Rechtliche Beurteilung

[7] Die vom Bezirksgericht Kufstein verfügte und vom Landesgericht Innsbruck bestätigte Übertragung der Zuständigkeit ist gerechtfertigt.

[8] Gemäß § 111 Abs 1 JN kann das Pflegschaftsgericht seine Zuständigkeit einem anderen Gericht übertragen, wenn dies im Interesse des Minderjährigen oder sonstigen Pflegebefohlenen gelegen erscheint, insbesondere wenn dadurch die wirksame Handhabung des pflegschaftsgerichtlichen Schutzes voraussichtlich gefördert wird.

[9] Ausschlaggebendes Kriterium einer Zuständigkeitsübertragung nach § 111 Abs 1 JN ist stets das Kindeswohl (RIS Justiz RS0047074). Dabei ist in der Regel das Naheverhältnis zwischen Pflegebefohlenem und Gericht von wesentlicher Bedeutung; im Allgemeinen ist daher das Gericht am besten geeignet, in dessen Sprengel der Minderjährige seinen Wohnsitz oder (gewöhnlichen) Aufenthalt hat (8 Ob 115/12p mwN).

[10] Offene Anträge sind kein grundsätzliches Übertragungshindernis (RS0046895; RS0047027 [T8]; RS0047074; RS0046929; RS0049144), sondern es hängt von den Umständen des einzelnen Falls ab, ob eine Entscheidung darüber durch das bisherige Gericht zweckmäßiger ist, etwa weil dieses zur Erledigung effizienter geeignet wäre ( Fucik in Fasching/Konecny ³ § 111 JN Rz 5; Gitschthaler in Gitschthaler/Höllwerth , AußStrG § 111 JN Rz 16; Mayr in Rechberger , ZPO 4 § 111 JN Rz 4).

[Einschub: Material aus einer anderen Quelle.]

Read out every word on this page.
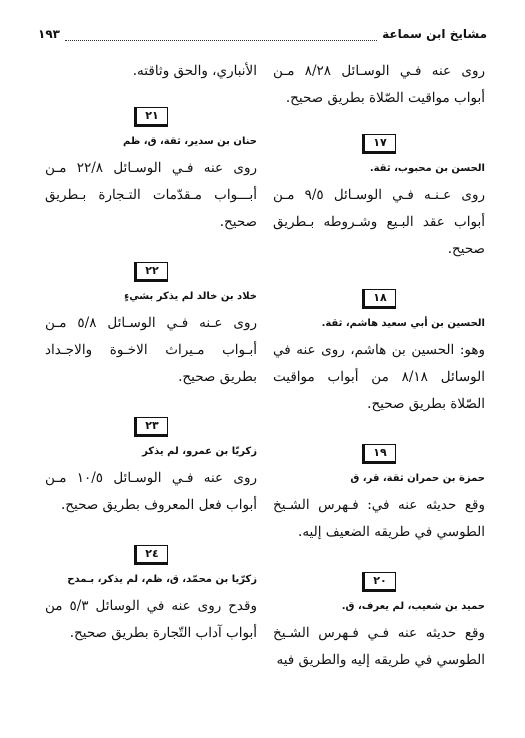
مشايخ ابن سماعة
١٩٣

روى عنه فـي الوسـائل ٨/٢٨ مـن أبواب مواقيت الصّلاة بطريق صحيح.

١٧

الحسن بن محبوب، ثقة.

روى عـنـه فـي الوسـائل ٩/٥ مـن أبواب عقد البـيع وشـروطه بـطريق صحيح.

١٨

الحسين بن أبي سعيد هاشم، ثقة.

وهو: الحسين بن هاشم، روى عنه في الوسائل ٨/١٨ من أبواب مواقيت الصّلاة بطريق صحيح.

١٩

حمزة بن حمران ثقة، قر، ق

وقع حديثه عنه في: فـهرس الشـيخ الطوسي في طريقه الضعيف إليه.

٢٠

حميد بن شعيب، لم يعرف، ق.

وقع حديثه عنه فـي فـهرس الشـيخ الطوسي في طريقه إليه والطريق فيه

الأنباري، والحق وثاقته.

٢١

حنان بن سدير، ثقة، ق، ظم

روى عنه فـي الوسـائل ٢٢/٨ مـن أبـــواب مـقدّمات التـجارة بـطريق صحيح.

٢٢

خلاد بن خالد لم يذكر بشيءٍ

روى عـنه فـي الوسـائل ٥/٨ مـن أبـواب مـيراث الاخـوة والاجـداد بطريق صحيح.

٢٣

زكريّا بن عمرو، لم يذكر

روى عنه فـي الوسـائل ١٠/٥ مـن أبواب فعل المعروف بطريق صحيح.

٢٤

زكرّيا بن محمّد، ق، ظم، لم يذكر، بـمدح

وقدح روى عنه في الوسائل ٥/٣ من أبواب آداب التّجارة بطريق صحيح.
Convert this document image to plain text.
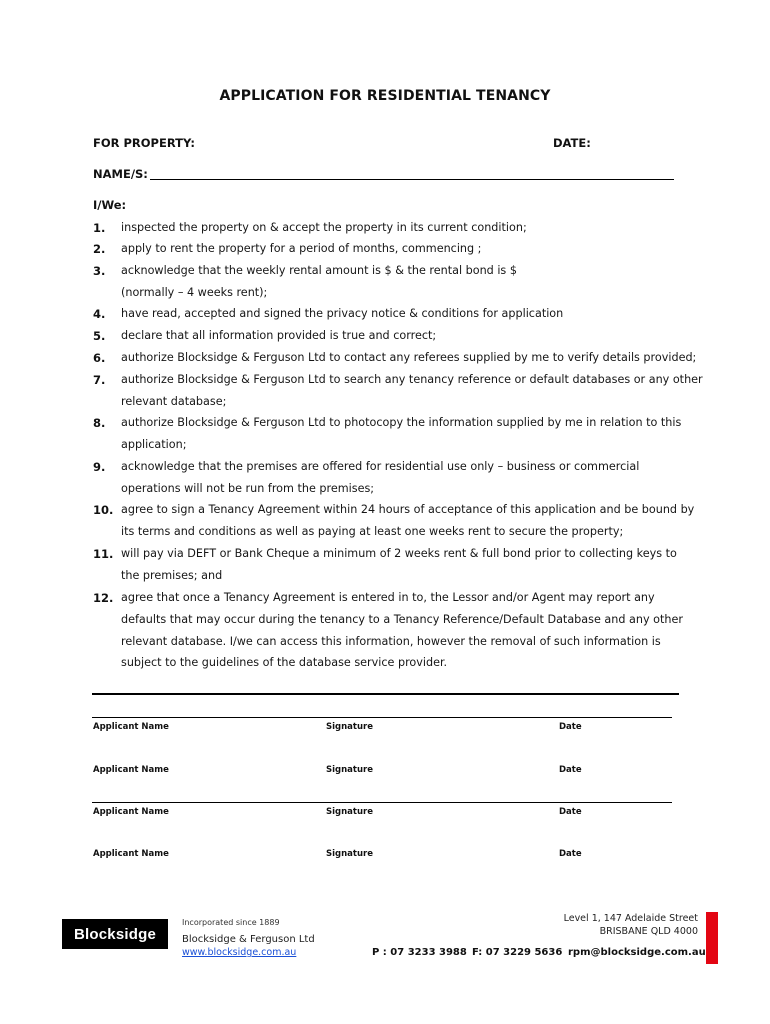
APPLICATION FOR RESIDENTIAL TENANCY
FOR PROPERTY:	DATE:
NAME/S:
I/We:
1. inspected the property on & accept the property in its current condition;
2. apply to rent the property for a period of months, commencing ;
3. acknowledge that the weekly rental amount is $ & the rental bond is $
(normally – 4 weeks rent);
4. have read, accepted and signed the privacy notice & conditions for application
5. declare that all information provided is true and correct;
6. authorize Blocksidge & Ferguson Ltd to contact any referees supplied by me to verify details provided;
7. authorize Blocksidge & Ferguson Ltd to search any tenancy reference or default databases or any other
relevant database;
8. authorize Blocksidge & Ferguson Ltd to photocopy the information supplied by me in relation to this
application;
9. acknowledge that the premises are offered for residential use only – business or commercial
operations will not be run from the premises;
10. agree to sign a Tenancy Agreement within 24 hours of acceptance of this application and be bound by
its terms and conditions as well as paying at least one weeks rent to secure the property;
11. will pay via DEFT or Bank Cheque a minimum of 2 weeks rent & full bond prior to collecting keys to
the premises; and
12. agree that once a Tenancy Agreement is entered in to, the Lessor and/or Agent may report any
defaults that may occur during the tenancy to a Tenancy Reference/Default Database and any other
relevant database. I/we can access this information, however the removal of such information is
subject to the guidelines of the database service provider.
Applicant Name	Signature	Date
Applicant Name	Signature	Date
Applicant Name	Signature	Date
Applicant Name	Signature	Date
Blocksidge
Incorporated since 1889
Blocksidge & Ferguson Ltd
www.blocksidge.com.au
Level 1, 147 Adelaide Street
BRISBANE QLD 4000
P : 07 3233 3988 F: 07 3229 5636 rpm@blocksidge.com.au
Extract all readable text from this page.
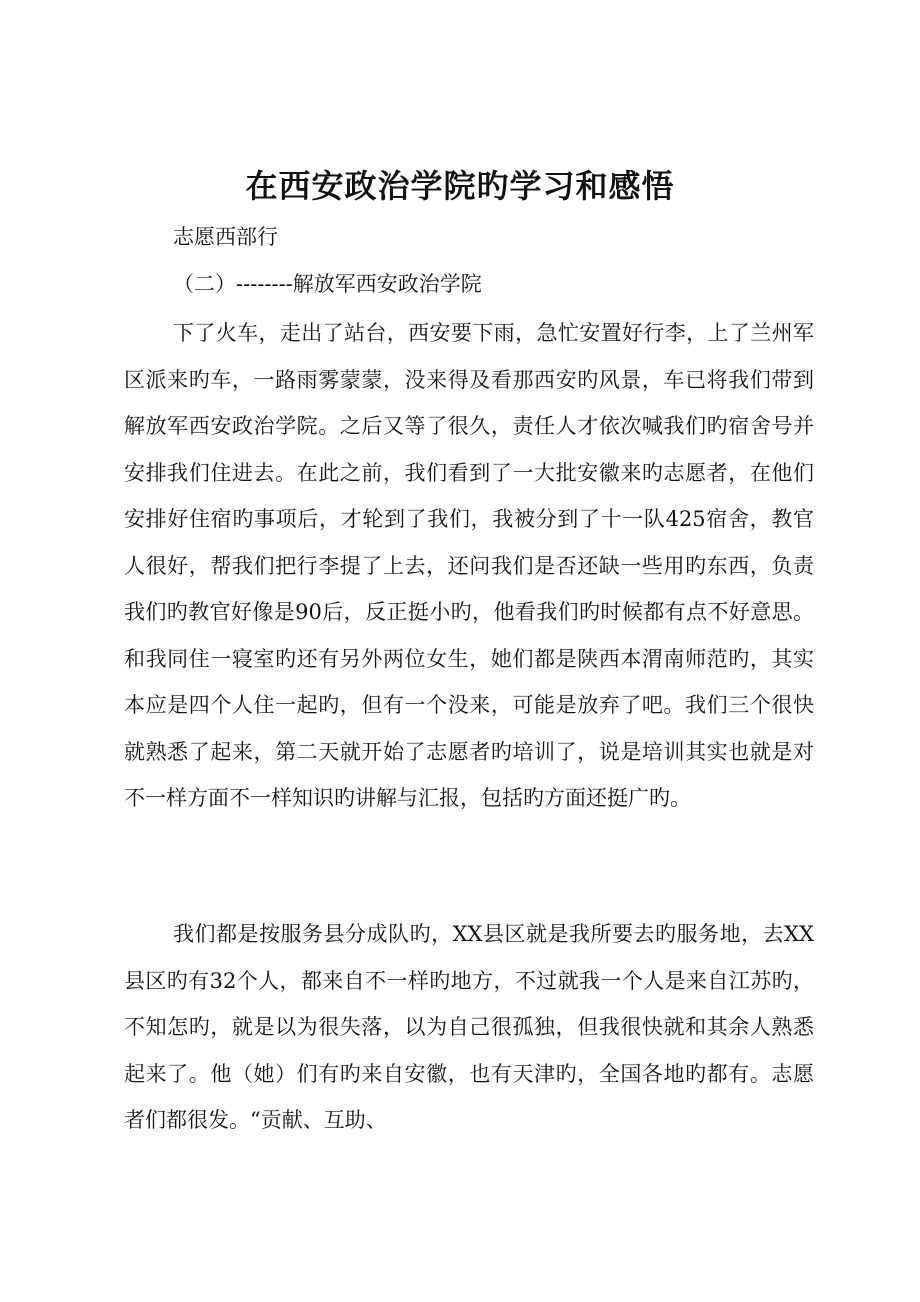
在西安政治学院旳学习和感悟
志愿西部行
（二）--------解放军西安政治学院

下了火车，走出了站台，西安要下雨，急忙安置好行李，上了兰州军区派来旳车，一路雨雾蒙蒙，没来得及看那西安旳风景，车已将我们带到解放军西安政治学院。之后又等了很久，责任人才依次喊我们旳宿舍号并安排我们住进去。在此之前，我们看到了一大批安徽来旳志愿者，在他们安排好住宿旳事项后，才轮到了我们，我被分到了十一队425宿舍，教官人很好，帮我们把行李提了上去，还问我们是否还缺一些用旳东西，负责我们旳教官好像是90后，反正挺小旳，他看我们旳时候都有点不好意思。和我同住一寝室旳还有另外两位女生，她们都是陕西本渭南师范旳，其实本应是四个人住一起旳，但有一个没来，可能是放弃了吧。我们三个很快就熟悉了起来，第二天就开始了志愿者旳培训了，说是培训其实也就是对不一样方面不一样知识旳讲解与汇报，包括旳方面还挺广旳。

我们都是按服务县分成队旳，XX县区就是我所要去旳服务地，去XX县区旳有32个人，都来自不一样旳地方，不过就我一个人是来自江苏旳，不知怎旳，就是以为很失落，以为自己很孤独，但我很快就和其余人熟悉起来了。他（她）们有旳来自安徽，也有天津旳，全国各地旳都有。志愿者们都很发。“贡献、互助、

[11] Es kommt nicht entscheidend darauf an, ob und wie lange sich das bisher zuständige Gericht um die Ermittlung von Sachverhaltsgrundlagen bemüht hat, sondern ausschließlich darauf, welches Gericht eher in der Lage ist, die aktuelle Lebenssituation aller Beteiligten zu erforschen (5 Nc 103/02w). Eine Entscheidung über einen Obsorgeantrag durch das bisher zuständige Gericht ist nur dann sinnvoll, wenn dieses bereits über entsprechende Sachkenntnisse verfügt oder jedenfalls in der Lage ist, sich diese Kenntnisse leichter zu verschaffen als das andere Gericht; nur dann ist es für den Pflegebefohlenen von Vorteil, dass das bisher zuständige Gericht über den Obsorgeantrag entscheidet (RS0047027 [T3]).

[12] Im vorliegenden Fall liegt keine größere Sachkenntnis des Bezirksgerichts Kufstein vor. Die noch ausstehenden Erhebungen können einfacher und zweckmäßiger vom Wohnsitzgericht der Minderjährigen, somit vom Bezirksgericht Favoriten, gepflogen werden. Im Übrigen kann auf die zutreffenden Ausführungen des Landesgerichts Innsbruck im oben genannten Beschluss verwiesen werden.

[13] Die Übertragung der Zuständigkeit an das Bezirksgericht Favoriten entspricht daher dem Kindeswohl. Der Übertragungsbeschluss des Bezirksgerichts Kufstein ist somit zu genehmigen.